Nach dem schweren Arbeitsunfall in einer Lederfabrik im hessischen Runkel ist ein vierter Betroffener gestorben. Wie die Polizei mitteilte, erlag ein 35-Jähriger im Krankenhaus seinen schweren Verletzungen. Damit steigt die Zahl der Todesopfer auf vier.

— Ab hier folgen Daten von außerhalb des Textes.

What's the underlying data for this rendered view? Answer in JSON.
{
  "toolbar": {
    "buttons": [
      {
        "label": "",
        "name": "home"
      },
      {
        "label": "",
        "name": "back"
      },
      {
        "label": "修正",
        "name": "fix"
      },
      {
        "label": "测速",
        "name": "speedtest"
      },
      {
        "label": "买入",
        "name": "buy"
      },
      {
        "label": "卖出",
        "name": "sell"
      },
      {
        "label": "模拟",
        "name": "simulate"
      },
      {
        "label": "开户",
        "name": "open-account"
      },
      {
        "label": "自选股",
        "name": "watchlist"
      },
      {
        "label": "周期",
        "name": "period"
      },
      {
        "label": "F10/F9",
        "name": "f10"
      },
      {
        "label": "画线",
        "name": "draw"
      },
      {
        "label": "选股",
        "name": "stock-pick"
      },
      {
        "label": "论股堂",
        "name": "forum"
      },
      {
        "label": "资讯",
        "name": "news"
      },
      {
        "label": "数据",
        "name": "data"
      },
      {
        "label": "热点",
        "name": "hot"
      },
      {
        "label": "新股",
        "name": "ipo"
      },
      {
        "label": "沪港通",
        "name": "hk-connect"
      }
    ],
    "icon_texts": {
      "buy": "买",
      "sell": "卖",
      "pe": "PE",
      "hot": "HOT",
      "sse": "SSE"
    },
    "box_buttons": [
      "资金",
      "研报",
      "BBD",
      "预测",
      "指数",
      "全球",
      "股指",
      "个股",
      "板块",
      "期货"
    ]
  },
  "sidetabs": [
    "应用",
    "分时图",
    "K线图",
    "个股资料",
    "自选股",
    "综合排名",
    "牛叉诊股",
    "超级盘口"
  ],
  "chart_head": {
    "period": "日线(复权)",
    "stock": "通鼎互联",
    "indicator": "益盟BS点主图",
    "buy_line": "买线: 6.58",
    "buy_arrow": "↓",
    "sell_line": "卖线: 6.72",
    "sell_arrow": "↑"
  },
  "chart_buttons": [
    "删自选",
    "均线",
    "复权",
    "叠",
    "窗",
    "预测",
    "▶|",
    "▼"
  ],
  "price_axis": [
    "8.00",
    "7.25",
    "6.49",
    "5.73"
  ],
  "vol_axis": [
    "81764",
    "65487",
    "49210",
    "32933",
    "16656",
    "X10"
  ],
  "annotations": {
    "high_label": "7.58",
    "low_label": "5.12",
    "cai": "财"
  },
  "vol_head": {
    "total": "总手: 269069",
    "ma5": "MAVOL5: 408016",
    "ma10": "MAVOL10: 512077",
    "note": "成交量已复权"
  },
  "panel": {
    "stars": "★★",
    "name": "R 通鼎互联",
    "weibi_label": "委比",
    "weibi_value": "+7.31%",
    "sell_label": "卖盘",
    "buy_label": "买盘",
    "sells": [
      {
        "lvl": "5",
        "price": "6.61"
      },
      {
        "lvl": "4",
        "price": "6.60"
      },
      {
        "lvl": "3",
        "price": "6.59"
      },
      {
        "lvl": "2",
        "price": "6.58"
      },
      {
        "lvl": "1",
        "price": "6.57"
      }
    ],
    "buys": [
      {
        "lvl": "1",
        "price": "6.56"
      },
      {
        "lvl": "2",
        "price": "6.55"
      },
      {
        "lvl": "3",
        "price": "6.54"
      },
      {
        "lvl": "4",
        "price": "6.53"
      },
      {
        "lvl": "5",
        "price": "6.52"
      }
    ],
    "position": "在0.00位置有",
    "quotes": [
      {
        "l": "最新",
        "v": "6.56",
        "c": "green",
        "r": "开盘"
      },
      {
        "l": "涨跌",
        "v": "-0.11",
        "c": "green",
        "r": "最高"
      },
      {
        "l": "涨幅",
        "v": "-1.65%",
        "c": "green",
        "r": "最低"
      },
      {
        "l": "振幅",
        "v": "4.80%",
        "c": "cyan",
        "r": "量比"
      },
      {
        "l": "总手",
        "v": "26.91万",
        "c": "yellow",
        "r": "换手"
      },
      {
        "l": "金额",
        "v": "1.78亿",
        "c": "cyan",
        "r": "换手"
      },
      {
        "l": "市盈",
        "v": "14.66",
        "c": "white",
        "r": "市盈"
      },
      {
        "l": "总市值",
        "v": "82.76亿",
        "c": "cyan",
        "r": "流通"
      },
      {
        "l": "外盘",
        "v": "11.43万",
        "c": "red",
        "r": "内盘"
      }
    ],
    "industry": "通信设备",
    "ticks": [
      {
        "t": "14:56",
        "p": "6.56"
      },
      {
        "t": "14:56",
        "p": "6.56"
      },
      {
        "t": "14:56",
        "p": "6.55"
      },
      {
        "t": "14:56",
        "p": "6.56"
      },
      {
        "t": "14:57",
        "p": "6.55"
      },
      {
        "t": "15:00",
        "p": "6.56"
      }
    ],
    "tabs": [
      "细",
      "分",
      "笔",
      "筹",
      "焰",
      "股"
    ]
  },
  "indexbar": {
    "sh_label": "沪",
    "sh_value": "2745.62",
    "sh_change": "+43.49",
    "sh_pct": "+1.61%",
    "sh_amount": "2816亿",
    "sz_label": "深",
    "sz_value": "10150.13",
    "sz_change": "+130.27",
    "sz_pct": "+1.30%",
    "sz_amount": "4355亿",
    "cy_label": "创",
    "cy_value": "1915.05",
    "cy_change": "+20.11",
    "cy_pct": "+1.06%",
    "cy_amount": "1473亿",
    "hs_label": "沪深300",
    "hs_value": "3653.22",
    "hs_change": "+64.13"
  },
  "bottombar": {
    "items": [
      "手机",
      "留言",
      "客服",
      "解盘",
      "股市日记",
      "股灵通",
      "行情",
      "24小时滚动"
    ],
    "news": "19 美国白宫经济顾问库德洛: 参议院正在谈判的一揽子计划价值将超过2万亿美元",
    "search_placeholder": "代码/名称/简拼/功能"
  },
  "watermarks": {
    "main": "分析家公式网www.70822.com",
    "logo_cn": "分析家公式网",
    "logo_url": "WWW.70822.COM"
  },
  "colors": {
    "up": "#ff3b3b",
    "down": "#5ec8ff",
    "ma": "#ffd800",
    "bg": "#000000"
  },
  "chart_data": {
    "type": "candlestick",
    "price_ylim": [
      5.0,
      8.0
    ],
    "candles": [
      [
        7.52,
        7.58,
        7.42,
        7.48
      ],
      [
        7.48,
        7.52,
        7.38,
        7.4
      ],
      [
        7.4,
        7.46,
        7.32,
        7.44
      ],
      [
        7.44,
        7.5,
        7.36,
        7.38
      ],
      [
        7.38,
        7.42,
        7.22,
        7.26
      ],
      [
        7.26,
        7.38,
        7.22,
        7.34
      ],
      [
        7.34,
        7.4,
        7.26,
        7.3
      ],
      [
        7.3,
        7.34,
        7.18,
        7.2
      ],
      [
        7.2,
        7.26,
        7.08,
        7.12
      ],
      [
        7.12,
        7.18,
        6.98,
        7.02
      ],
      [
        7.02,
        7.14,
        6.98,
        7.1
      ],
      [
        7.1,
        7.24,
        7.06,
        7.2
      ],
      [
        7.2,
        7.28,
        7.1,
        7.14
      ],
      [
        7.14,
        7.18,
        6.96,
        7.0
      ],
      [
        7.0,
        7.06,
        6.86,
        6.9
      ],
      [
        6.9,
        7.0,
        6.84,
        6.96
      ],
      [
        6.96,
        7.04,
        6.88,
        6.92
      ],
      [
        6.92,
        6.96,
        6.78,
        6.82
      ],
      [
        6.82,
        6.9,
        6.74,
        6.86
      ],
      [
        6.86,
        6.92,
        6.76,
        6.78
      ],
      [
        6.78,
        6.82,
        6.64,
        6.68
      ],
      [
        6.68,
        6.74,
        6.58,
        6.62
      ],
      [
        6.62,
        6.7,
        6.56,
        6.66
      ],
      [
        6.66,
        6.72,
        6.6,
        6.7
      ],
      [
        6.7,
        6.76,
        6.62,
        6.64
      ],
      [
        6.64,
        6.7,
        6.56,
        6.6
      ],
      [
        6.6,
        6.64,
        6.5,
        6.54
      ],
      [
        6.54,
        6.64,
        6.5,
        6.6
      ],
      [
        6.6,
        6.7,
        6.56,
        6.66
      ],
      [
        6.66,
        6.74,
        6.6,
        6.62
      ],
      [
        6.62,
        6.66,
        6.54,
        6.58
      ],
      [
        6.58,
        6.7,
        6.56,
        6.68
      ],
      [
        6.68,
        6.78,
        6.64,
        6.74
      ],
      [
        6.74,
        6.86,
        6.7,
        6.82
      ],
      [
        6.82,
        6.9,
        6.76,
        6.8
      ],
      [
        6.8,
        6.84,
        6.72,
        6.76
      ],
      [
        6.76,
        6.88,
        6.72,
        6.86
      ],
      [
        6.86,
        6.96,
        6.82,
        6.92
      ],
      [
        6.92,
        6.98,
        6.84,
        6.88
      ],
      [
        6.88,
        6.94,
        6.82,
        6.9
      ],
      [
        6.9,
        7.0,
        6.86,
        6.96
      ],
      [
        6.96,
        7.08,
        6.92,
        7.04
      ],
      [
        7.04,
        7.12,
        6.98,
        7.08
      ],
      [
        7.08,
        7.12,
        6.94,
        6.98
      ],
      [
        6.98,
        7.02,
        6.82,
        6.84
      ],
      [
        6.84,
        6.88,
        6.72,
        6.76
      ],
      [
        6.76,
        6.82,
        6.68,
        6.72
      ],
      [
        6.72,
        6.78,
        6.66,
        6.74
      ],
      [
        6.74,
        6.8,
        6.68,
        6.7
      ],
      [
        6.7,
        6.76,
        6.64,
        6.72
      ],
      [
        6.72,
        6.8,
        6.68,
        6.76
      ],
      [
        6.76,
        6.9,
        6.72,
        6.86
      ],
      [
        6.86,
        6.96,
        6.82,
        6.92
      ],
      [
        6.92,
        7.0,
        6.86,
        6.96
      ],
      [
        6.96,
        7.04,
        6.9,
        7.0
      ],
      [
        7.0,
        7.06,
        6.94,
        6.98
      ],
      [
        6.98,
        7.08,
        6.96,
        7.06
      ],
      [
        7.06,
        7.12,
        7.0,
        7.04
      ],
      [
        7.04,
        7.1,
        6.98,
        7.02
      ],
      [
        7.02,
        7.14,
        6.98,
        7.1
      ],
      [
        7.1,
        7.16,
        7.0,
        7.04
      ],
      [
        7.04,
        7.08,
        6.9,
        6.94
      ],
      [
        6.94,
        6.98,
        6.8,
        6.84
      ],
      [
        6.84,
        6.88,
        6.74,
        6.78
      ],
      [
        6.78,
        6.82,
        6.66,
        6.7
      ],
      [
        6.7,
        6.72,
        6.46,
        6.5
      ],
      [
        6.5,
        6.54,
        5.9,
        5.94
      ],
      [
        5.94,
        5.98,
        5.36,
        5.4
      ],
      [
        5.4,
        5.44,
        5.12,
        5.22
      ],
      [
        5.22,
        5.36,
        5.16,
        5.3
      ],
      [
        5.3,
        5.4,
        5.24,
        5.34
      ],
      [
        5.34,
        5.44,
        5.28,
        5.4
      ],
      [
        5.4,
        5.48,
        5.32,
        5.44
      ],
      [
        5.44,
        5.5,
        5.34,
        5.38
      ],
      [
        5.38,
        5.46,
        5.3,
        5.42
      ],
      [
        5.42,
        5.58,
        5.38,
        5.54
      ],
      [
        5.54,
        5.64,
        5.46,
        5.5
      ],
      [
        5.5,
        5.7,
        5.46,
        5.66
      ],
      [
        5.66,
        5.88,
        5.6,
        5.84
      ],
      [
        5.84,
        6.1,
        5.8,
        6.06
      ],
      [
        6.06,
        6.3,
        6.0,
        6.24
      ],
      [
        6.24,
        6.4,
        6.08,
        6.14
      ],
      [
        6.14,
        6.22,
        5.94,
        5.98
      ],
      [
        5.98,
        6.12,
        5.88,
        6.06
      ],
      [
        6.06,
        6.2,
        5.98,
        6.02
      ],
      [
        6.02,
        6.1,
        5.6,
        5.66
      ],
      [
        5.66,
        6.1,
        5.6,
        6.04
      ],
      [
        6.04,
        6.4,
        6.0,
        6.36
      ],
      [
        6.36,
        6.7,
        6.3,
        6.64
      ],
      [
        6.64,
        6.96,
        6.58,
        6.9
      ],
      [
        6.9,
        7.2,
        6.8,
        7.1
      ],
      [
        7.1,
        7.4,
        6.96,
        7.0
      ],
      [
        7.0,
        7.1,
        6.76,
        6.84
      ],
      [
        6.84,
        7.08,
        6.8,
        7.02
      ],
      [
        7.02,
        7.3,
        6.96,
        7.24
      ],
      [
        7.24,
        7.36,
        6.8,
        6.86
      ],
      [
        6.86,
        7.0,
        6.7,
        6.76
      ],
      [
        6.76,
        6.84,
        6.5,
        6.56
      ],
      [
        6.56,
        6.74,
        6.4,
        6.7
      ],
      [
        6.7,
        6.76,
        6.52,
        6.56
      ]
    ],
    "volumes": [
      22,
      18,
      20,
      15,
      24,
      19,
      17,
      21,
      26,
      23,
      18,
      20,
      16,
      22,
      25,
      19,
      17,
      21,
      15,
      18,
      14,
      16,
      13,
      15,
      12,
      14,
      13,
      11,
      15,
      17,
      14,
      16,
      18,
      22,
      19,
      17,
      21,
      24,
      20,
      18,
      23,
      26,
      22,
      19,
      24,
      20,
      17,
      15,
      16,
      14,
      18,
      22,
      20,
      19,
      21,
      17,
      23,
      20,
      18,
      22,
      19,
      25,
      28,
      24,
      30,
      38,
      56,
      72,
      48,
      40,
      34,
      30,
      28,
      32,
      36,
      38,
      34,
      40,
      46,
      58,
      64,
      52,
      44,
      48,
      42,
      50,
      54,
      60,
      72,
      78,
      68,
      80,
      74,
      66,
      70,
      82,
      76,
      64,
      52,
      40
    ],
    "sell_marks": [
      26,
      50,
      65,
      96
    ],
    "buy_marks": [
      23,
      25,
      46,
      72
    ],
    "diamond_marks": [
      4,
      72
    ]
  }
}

Die Ermittlungen zur Ursache des Unglücks dauern an.
Bereits am vergangenen Donnerstag waren drei Mitarbeiter des Betriebs tot in einer Auffanggrube auf dem Werksgelände entdeckt worden. Nach bisherigen Angaben waren die Männer 38, 58 und 59 Jahre alt. Zwei weitere Männer konnten mit lebensgefährlichen Verletzungen gerettet werden, darunter ein weiterer Beschäftigter der Lederfabrik sowie ein Mitarbeiter einer Rohrreinigungsfirma aus dem rheinland-pfälzischen Montabaur. Zunächst war unklar, welcher der beiden der nun verstorbene 35-Jährige ist.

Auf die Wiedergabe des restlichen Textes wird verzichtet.